Probabilistic seismic inversion using pseudo-wells

Patrick Connolly

Patrick Connolly

Monday, November 5th, 2018 – 11:30 AM MST
Calgary Petroleum Club, Devonian Room (+15 Level), 319 5 Ave SW


There is generally a high degree of uncertainty in any attempt to characterize the subsurface. Bayesian methods provide a framework to account for the uncertainty of the prior knowledge and the data and to estimate the uncertainty of the result.

Connolly and Hughes (2016) describe a probabilistic seismic inversion method based on matching large numbers of pseudo-wells. From a Bayesian perspective the pseudowells are samples from the prior distribution. The samples are uncorrelated so, in essence, this is a simple Monte Carlo method. High efficiency is achieved by restricting dimensionality.

The method allows for the inclusion of a wide range of prior data types and for the uncertainty of these data to be specified. This optimizes the balance between the prior data and the seismic. Here we provide further commentary on the method, describe some recent improvements and show more results.


Patrick Connolly is a consultant geophysicist specializing in seismic reservoir characterization. He retired from BP in 2015 as Senior Advisor for Geophysical Analysis. His primary occupation now is providing training courses for the industry.

Patrick began his career as a data processor and then programmer before a move into analysis and interpretation in exploration and appraisal teams in the North Sea / West of Shetlands, Gulf-of-Mexico and offshore West Africa. During this time he developed the elastic impedance concept, for which he later received the SEG Virgil Kauffman Gold Medal, and was a co-developer of extended elastic impedance.
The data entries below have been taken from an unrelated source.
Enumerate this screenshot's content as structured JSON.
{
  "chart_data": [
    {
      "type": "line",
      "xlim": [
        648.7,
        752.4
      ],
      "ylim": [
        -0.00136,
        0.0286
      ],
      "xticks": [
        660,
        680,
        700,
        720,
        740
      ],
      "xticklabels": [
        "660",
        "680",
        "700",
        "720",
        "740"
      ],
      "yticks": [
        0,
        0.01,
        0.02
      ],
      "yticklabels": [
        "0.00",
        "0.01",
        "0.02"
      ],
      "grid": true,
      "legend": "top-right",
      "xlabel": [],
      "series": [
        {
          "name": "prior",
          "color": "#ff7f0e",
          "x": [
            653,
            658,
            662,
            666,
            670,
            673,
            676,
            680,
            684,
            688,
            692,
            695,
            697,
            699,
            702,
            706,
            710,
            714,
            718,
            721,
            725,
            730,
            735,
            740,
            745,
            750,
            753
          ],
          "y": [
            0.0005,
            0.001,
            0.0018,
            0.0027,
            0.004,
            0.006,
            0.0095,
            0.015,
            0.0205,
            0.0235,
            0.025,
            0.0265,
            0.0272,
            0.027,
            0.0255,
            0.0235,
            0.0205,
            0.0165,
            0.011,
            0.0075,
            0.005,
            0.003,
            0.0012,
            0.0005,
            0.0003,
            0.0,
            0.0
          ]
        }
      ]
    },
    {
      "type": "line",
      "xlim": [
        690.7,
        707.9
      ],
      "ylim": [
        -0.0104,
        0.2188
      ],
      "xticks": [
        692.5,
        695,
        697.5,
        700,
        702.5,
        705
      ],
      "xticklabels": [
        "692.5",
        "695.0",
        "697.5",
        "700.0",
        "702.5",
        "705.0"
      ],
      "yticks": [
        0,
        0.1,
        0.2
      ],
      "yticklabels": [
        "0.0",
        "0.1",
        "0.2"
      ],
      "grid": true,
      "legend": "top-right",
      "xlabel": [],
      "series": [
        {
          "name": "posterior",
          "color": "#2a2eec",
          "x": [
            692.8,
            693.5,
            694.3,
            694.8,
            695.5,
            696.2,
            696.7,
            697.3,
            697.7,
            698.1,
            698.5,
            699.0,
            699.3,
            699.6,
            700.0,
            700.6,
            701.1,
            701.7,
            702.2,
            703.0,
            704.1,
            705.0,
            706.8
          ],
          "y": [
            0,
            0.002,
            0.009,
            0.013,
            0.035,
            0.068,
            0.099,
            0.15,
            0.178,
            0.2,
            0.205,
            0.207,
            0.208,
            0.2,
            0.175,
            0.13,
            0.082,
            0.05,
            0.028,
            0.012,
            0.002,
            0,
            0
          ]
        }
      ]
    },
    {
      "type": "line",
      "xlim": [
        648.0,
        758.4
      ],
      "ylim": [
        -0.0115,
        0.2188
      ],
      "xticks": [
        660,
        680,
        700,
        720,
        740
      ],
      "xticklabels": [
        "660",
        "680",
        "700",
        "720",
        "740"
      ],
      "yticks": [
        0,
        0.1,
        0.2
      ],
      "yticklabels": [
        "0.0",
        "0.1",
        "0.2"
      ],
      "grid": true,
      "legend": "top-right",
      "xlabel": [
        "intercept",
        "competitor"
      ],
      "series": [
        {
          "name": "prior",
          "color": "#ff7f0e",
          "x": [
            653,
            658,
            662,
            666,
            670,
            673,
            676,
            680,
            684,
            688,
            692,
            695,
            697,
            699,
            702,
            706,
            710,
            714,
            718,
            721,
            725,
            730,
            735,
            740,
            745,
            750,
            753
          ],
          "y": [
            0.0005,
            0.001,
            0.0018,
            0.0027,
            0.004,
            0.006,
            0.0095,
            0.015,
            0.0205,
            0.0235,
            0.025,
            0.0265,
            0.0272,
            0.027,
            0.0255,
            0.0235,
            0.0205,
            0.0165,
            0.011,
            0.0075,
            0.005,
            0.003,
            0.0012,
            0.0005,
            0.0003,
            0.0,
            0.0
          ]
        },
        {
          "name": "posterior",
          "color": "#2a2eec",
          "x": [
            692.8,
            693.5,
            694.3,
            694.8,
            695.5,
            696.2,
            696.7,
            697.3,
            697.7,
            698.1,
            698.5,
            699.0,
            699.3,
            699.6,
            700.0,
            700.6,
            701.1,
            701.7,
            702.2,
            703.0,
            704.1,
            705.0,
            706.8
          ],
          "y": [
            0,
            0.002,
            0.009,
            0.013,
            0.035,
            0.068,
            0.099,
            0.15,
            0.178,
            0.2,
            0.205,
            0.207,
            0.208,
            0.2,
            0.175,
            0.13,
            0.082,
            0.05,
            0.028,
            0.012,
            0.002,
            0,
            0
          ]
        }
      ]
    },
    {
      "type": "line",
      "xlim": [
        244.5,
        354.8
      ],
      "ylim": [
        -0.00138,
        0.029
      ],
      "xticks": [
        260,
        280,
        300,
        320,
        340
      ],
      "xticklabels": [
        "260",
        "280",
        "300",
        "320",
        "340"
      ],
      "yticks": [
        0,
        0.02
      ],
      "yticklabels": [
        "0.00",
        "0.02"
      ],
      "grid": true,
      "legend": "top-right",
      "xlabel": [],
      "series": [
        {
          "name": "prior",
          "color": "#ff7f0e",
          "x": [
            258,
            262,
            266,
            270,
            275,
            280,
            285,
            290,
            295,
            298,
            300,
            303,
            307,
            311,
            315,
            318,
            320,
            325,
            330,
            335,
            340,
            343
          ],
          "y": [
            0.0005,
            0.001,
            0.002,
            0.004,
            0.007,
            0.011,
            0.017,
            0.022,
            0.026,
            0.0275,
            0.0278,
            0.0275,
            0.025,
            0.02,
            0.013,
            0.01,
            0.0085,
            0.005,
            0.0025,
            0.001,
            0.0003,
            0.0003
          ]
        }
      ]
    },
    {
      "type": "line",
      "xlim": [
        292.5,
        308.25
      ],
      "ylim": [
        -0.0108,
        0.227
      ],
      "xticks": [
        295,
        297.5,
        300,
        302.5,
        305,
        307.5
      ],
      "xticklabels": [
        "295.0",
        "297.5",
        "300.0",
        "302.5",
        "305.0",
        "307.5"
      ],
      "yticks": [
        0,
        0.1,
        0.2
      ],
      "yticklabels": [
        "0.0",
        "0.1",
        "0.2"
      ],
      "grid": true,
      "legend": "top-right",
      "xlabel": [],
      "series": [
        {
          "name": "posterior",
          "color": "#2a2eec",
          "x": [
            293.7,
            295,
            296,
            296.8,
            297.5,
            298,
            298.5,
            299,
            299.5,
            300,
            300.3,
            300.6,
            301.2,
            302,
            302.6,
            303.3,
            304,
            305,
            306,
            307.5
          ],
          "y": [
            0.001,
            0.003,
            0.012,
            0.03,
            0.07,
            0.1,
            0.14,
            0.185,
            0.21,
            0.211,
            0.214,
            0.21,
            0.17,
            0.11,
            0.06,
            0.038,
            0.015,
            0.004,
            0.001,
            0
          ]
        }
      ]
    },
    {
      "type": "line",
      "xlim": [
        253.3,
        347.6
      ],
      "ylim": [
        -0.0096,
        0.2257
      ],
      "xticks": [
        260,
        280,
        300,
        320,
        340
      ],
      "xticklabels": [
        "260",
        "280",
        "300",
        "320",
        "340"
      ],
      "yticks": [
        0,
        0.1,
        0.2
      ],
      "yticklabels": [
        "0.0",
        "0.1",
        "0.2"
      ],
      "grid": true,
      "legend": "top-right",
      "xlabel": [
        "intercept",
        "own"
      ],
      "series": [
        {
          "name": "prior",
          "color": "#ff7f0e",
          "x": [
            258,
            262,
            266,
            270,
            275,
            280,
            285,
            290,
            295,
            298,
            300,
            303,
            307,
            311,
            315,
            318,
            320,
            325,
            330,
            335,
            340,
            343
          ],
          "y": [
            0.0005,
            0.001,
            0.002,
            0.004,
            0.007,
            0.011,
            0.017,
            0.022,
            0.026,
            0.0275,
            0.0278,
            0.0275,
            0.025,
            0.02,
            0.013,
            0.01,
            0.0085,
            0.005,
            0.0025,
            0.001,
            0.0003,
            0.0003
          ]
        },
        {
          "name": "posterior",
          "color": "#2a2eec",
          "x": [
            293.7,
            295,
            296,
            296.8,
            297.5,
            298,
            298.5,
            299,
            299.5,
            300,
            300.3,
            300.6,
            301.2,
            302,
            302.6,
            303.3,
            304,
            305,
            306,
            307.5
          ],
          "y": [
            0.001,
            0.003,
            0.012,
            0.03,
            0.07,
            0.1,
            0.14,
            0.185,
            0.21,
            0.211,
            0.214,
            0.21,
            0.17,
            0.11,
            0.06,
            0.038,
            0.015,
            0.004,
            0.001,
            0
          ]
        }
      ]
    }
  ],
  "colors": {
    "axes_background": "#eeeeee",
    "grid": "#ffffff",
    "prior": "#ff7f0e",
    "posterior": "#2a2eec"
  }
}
During the latter part of his career Patrick spent time in technology management and R&D project leadership where he developed the seismic net pay method and the probabilistic inversion application ODiSI. Patrick served as a EAGE distinguished lecturer in 2007 and 2018 and a SEG Distinguished Lecturer in 2010. His presentation Probabilistic seismic inversion using pseudo-wells, co-authored by Mark O’Brien, was awarded Best Paper Presented at the 2017 SEG Annual Meeting.